O primeiro teste avaliou AgentAlign, um método de alinhamento de segurança projetado para reduzir ações prejudiciais. O AgentAlign melhorou significativamente o desempenho do AgentHarm:

Alinhamento de segurança e uso excessivo de ferramentas antes e após o treinamento do AgentAlign. O AgentAlign melhorou significativamente o desempenho no benchmark de segurança AgentHarm, reduzindo saídas prejudiciais e aumentando taxas de recusa; mas seu efeito sobre a OPUR foi inconsistente, com um modelo mostrando uma redução modesta na escalada de privilégios desnecessária e outro mostrando um aumento. Esse resultado indica que melhorias na segurança convencional de agente não se traduzem necessariamente em uma melhor seleção de ferramentas com privilégios mínimos.
Para o Ministral-8B-Instruct, a pontuação prejudicial caiu de 67,4 para 10,5, enquanto a taxa de recusa aumentou de 0,0 para 79,5. Para o Qwen2.5-7B-Instruct, a pontuação prejudicial caiu de 41,9 para 6,7 e a taxa de recusa aumentou de 21,6 para 85,8. No entanto, essas melhorias não se traduziram consistentemente em OPUR mais baixas. A OPUR caiu modestamente para o Ministral-8B-Instruct, de 68,8 para 62,5, mas aumentou para o Qwen2.5-7B-Instruct, de 50,4 para 60,7.
Os autores também testaram intervenções baseadas em prompts que instruíam explicitamente os modelos a preferir ferramentas com privilégios mais baixos. Embora esses prompts reduzissem a OPUR em alguns cenários, o efeito diminuiu quando as ferramentas com privilégios mais baixos encontraram falhas:

Efeito de estratégias de mitigação no uso excessivo de ferramentas em três modelos Qwen3. A engenharia de prompts (PE) reduziu as taxas de escalada, mas o treinamento pós-privilegiado (‘Ours’) produziu reduções substancialmente maiores na OPUR em todos os modelos e profundidades de escalada.
O resultado de mitigação mais forte foi obtido a partir de uma abordagem de treinamento pós-privilegiado dedicada, focada especificamente na seleção de ferramentas com privilégios mínimos. Os modelos foram treinados para favorecer ferramentas com privilégios mais baixos sempre que elas fossem suficientes para a tarefa e para evitar a escalada desnecessária.

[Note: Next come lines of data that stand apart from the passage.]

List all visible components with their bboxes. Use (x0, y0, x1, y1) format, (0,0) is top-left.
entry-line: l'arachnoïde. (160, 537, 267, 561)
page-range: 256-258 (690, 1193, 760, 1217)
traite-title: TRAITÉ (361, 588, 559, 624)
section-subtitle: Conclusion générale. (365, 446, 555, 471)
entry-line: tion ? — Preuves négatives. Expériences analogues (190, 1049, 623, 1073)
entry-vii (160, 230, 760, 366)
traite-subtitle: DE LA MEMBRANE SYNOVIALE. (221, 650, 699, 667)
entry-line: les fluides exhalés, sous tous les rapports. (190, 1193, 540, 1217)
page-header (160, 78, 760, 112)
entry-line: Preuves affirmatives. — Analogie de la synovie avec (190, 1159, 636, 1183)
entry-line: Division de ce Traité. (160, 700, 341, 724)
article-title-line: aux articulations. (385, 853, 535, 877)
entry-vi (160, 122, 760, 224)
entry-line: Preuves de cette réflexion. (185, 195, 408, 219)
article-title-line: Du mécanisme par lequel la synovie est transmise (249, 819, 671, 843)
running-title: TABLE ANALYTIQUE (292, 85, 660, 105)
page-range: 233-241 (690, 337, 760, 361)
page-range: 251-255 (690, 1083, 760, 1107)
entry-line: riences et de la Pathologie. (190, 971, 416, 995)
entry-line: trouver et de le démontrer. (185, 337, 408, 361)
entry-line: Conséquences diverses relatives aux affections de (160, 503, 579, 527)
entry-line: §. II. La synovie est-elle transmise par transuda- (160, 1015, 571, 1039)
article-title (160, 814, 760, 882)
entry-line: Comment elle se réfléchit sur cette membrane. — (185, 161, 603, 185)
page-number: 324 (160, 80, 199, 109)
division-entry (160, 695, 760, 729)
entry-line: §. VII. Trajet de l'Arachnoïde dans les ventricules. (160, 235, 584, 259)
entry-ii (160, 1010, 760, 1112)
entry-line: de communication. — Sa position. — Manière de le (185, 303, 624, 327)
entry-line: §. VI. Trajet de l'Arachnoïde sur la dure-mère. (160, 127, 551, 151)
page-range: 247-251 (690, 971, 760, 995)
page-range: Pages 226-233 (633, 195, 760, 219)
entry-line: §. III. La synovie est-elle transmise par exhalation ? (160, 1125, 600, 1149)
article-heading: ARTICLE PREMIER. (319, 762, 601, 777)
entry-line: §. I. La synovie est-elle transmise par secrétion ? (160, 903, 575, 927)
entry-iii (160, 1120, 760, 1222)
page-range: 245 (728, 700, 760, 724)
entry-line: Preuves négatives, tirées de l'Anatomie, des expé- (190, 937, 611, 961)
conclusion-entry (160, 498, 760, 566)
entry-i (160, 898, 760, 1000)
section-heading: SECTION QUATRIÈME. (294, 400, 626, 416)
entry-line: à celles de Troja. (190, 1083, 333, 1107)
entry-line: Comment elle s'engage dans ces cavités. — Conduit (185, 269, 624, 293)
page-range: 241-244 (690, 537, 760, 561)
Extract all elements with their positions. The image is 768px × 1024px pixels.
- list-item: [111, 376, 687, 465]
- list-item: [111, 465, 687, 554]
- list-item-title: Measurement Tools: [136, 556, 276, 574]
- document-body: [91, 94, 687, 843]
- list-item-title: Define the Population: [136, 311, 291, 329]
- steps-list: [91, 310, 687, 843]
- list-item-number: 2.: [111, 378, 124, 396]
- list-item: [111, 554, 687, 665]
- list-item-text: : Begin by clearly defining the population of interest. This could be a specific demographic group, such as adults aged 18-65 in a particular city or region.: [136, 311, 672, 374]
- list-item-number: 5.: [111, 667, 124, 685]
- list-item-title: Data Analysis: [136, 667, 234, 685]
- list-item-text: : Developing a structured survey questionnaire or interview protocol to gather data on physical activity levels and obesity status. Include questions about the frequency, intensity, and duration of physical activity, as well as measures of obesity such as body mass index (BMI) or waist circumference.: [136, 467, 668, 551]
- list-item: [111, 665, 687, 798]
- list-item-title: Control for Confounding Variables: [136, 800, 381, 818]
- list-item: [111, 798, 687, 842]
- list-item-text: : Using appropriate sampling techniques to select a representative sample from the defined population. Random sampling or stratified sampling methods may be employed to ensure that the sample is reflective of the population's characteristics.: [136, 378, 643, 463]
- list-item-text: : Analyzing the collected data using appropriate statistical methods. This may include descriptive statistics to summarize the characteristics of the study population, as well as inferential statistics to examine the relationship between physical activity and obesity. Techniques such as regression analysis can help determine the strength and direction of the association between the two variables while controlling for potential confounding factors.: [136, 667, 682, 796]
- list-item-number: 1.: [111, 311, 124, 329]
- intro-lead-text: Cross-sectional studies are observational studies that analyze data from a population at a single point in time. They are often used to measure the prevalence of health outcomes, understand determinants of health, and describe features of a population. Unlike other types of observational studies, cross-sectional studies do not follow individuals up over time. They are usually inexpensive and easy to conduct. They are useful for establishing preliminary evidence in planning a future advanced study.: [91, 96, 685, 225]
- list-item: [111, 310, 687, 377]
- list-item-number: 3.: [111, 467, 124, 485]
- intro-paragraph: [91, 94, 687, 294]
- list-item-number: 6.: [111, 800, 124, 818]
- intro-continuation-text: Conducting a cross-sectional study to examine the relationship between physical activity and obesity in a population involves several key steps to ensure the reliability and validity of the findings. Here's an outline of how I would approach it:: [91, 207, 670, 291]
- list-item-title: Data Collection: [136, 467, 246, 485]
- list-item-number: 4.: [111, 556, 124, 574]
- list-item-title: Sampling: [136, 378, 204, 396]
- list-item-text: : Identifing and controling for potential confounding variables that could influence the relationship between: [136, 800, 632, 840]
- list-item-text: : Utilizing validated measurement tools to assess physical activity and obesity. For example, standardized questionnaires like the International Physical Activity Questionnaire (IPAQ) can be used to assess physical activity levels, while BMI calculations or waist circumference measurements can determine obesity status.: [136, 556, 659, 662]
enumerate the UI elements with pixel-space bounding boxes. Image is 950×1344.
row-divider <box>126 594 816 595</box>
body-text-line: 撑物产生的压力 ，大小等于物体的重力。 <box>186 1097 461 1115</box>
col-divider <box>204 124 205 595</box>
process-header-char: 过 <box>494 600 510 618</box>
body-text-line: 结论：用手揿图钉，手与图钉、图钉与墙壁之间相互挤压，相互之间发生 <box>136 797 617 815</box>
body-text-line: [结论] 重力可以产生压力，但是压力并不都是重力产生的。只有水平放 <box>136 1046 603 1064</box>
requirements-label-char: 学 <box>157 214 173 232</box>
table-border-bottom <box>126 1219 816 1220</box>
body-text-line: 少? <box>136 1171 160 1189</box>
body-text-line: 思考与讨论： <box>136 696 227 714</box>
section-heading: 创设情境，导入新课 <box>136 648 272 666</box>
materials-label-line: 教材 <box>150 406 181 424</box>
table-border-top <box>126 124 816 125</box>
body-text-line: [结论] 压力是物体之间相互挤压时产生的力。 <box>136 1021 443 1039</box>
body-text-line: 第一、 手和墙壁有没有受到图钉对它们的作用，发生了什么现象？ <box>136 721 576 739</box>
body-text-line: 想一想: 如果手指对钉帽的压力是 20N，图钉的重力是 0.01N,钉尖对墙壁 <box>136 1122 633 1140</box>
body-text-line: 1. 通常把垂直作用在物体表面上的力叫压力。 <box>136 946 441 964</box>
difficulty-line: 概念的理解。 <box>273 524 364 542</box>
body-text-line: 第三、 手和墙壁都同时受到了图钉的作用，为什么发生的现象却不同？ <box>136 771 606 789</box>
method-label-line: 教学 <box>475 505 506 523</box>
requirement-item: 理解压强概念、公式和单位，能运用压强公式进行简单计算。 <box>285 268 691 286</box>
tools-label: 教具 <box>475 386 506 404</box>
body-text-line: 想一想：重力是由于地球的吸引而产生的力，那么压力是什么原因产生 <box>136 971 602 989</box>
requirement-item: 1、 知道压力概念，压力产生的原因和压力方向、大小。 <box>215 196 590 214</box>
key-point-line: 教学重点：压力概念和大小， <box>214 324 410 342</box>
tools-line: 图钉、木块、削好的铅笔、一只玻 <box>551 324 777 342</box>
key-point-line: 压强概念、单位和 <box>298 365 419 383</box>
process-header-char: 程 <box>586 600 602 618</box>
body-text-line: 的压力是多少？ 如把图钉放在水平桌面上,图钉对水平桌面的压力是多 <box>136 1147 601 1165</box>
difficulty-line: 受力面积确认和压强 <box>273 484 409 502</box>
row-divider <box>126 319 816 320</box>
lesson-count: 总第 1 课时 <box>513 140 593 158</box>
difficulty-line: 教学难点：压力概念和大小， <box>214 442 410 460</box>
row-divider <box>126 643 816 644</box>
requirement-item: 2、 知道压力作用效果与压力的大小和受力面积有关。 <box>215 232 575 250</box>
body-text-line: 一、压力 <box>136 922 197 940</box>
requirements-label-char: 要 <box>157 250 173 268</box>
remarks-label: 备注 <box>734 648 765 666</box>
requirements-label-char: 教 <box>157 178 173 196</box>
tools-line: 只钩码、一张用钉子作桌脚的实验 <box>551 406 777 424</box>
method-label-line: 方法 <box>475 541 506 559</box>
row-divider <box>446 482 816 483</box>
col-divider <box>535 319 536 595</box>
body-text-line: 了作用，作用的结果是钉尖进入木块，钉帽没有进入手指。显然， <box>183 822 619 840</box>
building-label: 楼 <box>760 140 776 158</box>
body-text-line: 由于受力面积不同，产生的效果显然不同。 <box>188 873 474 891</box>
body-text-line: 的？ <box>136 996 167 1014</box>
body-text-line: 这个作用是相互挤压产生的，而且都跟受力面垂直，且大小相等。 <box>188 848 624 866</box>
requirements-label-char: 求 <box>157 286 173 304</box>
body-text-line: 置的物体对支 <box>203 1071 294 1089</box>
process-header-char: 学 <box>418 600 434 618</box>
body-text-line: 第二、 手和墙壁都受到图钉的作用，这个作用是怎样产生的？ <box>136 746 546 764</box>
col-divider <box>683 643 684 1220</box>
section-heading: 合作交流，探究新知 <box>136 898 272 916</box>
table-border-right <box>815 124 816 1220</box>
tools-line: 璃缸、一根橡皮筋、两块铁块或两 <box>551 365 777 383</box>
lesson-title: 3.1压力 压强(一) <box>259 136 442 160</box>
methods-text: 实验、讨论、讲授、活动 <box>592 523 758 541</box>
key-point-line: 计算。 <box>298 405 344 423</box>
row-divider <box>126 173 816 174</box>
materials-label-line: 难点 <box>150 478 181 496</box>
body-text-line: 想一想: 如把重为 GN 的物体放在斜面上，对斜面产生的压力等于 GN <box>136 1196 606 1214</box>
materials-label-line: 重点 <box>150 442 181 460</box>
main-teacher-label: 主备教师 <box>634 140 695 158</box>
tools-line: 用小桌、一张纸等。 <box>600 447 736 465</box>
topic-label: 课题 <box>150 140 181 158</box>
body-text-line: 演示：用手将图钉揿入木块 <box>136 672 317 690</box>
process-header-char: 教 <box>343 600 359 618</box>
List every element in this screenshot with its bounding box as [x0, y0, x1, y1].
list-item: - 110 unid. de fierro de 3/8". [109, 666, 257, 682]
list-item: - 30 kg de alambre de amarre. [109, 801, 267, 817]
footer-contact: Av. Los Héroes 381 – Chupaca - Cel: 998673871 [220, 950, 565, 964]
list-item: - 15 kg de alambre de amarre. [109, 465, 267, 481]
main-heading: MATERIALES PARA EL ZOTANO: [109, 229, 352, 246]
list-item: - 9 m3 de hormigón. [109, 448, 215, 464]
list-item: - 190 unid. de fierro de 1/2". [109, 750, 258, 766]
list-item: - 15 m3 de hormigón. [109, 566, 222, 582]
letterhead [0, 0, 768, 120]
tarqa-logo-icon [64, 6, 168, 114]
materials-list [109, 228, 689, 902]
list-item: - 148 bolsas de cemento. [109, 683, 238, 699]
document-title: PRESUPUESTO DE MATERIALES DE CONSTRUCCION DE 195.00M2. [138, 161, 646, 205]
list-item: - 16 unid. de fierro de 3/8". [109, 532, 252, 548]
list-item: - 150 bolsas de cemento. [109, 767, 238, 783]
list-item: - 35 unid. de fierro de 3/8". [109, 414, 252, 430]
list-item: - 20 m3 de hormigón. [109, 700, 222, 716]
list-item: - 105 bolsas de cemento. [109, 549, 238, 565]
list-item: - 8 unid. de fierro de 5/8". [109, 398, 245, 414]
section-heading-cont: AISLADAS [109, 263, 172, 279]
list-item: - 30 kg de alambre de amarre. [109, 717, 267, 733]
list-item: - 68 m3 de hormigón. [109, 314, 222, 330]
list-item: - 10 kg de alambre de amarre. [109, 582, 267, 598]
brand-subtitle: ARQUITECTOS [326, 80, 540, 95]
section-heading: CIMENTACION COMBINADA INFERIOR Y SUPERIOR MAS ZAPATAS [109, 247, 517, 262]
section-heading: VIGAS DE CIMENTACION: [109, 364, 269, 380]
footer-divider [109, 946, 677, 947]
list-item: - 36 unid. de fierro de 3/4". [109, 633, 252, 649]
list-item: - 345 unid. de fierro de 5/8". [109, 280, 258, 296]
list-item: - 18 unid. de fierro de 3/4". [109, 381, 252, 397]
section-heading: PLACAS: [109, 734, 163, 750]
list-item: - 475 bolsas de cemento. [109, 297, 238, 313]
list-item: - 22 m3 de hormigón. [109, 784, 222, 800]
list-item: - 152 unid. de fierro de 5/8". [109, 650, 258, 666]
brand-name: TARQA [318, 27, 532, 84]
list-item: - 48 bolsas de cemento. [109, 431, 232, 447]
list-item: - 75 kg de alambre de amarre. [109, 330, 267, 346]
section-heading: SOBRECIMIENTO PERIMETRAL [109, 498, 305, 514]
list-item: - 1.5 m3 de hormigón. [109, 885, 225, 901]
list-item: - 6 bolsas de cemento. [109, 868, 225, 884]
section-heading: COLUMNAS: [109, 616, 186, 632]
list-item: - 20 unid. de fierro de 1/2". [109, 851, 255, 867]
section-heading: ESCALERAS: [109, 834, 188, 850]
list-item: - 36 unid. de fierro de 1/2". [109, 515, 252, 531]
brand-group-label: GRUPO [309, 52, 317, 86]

De acordo com os autores, essa abordagem produziu reduções maiores na OPUR, preservando o desempenho de conclusão de tarefas, indicando que o comportamento de privilégio mínimo pode exigir treinamento direcionado, em vez de surgir automaticamente do alinhamento de segurança geral.
Conclusão
Para responder à pergunta formulada pelo título deste artigo, os autores concluem que a escalada é impulsionada por incerteza de capacidade: após falhas transitórias, os modelos perdem a confiança em ferramentas com privilégios mais baixos e cada vez mais escolhem ferramentas mais amplas e flexíveis que parecem mais prováveis de ter sucesso, mesmo que alternativas com privilégios mais baixos permaneçam suficientes.
Novamente, estamos vendo questões que são nativas dos modelos treinados, e que precisam ser abordadas por métodos terciários, restrições, condicionamento pós-treinamento e outras abordagens auxiliares, quando a preferência seria que tal comportamento pudesse ser formado dentro da arquitetura – presumivelmente por meio de uma curadoria melhor dos dados, ou da contextualização do tipo de pontos de dados de ‘resposta rápida’ que dominam as coleções, e que podem inclinar os LLMs em direção a um comportamento temerário.